Variety pans Bury My Heart
Bury My Heart at Wounded KneeThe horrors inflicted upon Native Americans have traditionally made for wrenching drama, but this loose adaptation of Dee Alexander Brown's seminal 1971 book is a powerful story limply told, steeped in tired Western cliches and an overbearing score. A few emotional moments emerge almost by default, but a splintered focus and uneven storytelling largely negate them as well as the efforts of the large cast. HBO is using the movie to give "The Sopranos" and "Entourage" a Memorial Day weekend vacation, which, in cable scheduling terms, perhaps represents its own kind of burial.To be more specific:
As with any tale of this period, the movie is punctuated by broken promises, horrible conditions, willful ignorance toward Native American traditions and bursts of grisly violence against innocents, including women and children. There are also modern echoes of the cultural rift between the west and radical Islam in the dialogue, with two cultures that speak at cross-purposes.

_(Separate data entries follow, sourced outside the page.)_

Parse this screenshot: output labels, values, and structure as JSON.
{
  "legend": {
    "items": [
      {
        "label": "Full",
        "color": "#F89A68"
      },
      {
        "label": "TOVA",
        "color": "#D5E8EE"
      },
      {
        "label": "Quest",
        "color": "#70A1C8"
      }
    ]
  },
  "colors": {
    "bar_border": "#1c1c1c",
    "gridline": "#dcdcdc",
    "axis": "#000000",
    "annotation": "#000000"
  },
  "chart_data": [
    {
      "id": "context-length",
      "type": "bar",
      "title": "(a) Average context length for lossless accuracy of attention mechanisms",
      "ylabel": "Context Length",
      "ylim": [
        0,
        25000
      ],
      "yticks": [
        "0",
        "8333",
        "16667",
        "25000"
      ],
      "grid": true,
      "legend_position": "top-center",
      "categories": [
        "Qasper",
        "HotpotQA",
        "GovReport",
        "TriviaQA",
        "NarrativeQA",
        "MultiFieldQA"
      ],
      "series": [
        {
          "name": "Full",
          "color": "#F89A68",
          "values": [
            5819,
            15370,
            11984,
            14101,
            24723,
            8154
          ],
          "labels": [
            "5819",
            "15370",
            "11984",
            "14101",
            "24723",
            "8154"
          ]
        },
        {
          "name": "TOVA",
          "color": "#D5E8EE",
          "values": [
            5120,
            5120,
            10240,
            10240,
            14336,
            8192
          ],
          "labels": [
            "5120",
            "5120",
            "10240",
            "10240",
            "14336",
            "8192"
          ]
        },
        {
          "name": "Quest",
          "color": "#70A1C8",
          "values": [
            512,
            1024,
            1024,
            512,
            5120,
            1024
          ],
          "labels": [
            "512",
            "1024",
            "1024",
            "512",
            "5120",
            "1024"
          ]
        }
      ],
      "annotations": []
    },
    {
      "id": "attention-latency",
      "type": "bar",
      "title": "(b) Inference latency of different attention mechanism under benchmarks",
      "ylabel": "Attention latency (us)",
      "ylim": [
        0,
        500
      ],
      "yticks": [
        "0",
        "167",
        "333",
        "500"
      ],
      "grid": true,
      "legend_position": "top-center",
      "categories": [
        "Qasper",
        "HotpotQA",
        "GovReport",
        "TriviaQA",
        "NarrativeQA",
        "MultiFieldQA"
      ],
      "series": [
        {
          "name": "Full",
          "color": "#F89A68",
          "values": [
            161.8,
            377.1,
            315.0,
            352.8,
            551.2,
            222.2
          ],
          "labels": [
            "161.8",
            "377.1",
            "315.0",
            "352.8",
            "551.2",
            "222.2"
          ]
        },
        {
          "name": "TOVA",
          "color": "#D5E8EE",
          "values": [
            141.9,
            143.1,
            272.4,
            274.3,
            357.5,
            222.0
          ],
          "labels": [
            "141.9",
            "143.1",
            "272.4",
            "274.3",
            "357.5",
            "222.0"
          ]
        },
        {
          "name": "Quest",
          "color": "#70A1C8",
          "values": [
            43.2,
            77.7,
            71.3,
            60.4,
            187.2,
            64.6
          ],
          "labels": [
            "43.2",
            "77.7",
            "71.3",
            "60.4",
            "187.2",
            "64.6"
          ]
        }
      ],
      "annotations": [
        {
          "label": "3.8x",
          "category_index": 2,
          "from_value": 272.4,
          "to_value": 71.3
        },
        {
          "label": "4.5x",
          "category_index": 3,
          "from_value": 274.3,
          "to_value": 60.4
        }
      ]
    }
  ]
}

Dramatically, though--even tinkering with history to weave the Eastman character into the narrative--"Bury My Heart at Wounded Knee" proves curiously flat, retracing revisionist looks at this era from "Little Big Man" to TNT's recent miniseries "Into the West," another stilted disappointment despite a herd of Emmy nominations. Within that framework, the cast is hamstrung by the archetypal characters, which possess only slightly more dimension than the black-and-white photographs that partition the scenes.
Schellenberg is the one exception, with his deep-set eyes and low rumble of a voice, but other Native-American performers (among them Wes Studi and Eric Schweig) are underutilized. Even the climactic bloodbath proves unaffecting, captured in a distancing flashback without eliciting the horror it should evoke--despite what's otherwise a meticulously mounted production, lensed in the wilds of Canada.